Friday 9th July - Paris
Back to Paris for three more days before the long haul trip to winter.
We booked into the Youth Hostel Leo Lagrange in Clichy for the remainder of our time in France so trained from Rouen to Paris in the morning and arrived to a 32c Paris afternoon and a two hour wait till we could dump our bags in our room, shower and prepare ourselves to spend the evening wandering the streets of the city.
In our travels we’ve used Youth Hostels in many parts of the world, usually with a great deal of satisfaction and pleasure. Our worst experience being Brisbane which had the feeling of being run down even while it was being renovated while our most pleasant have been in England and Austria. The French hostels we’ve used this time around have been variable. From the well run, well maintained and managed Rouen F.U.A.J.I. to the well worn, rough around the edges but well managed d’Artagnan FUAJI to the Brisbane equivalent in the Leo Lagrange FUAJI. Here the lift wasn’t working which meant hauling our bags up seven flights of stairs, the showers offered luke-warm water and the rooms had a distinct institutional air about them. (perhaps the Brisbane management had swapped hostels?). Anyway it is only for three nights.

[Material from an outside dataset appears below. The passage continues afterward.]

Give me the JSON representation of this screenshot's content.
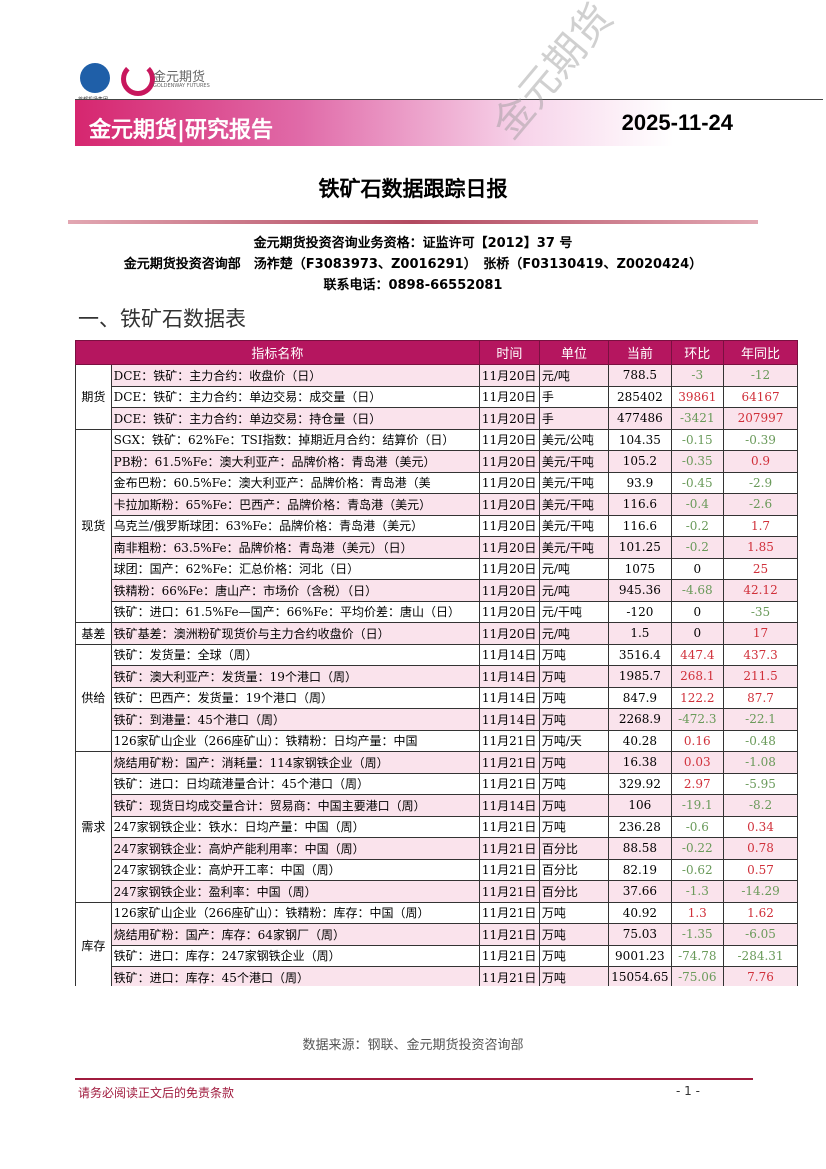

There are lots of possibilities for us to contemplate doing this evening - sit and sip wine in a sidewalk cafe, walk through the neon lit streets of Mont Matre, amble down the Champs Elysees, wander through the Tuileries or do we take in a cemetery to gaze at famous dead people? Ah.. such are the choices we have as tourists.
Joy has decided that we discover a flea-market in de Clignancourt on Saturday morning which will probably bring us back via Mont Matre depending on the state of the feet and the heat of the day. As Paris doesn’t do air conditioning to the degree that Doha does this means that rooms are only as cool as the breeze may dictate. The hostel lounge area is probably a mild 28c compared to the outside temperature of 32c. Back in Doha the air con would have been set at 19c or, as one of the staff at ABHSS favoured - 16c! I can only conclude we’ve been spoilt and are now suffering for that.
One of our colleagues asked what the reaction was in France when their team got knocked out of the FIFAWC and the reaction to the final between Spain and Holland. As far as I can tell from the papers and TV is that on the news front it appeared that an octopus was more intelligent than the sports pundits, the money speculators and other gamblers when it came to picking the outcome of the soccer world cup. The humour of this has had some mention of French TV before the cameras switch to the more important sports news - the Tour d’France and then to the usual list of bombings and tensions in Pakistan and Afghanistan before switching to domestic politics and issues.
There seems to be a more balanced perspective between issues and sport compared to the hysteria generated by the media in the UK and, from my reading of the online N.Z. Herald where sport appears to have taken precedence over substance... all I can see consuming NZ news appears to be “where will the P.M. and the Minister for Rugby hold a massive “piss up” while the RWC is on in Auckland.” Hardly the sort of news coverage one wants to return home to.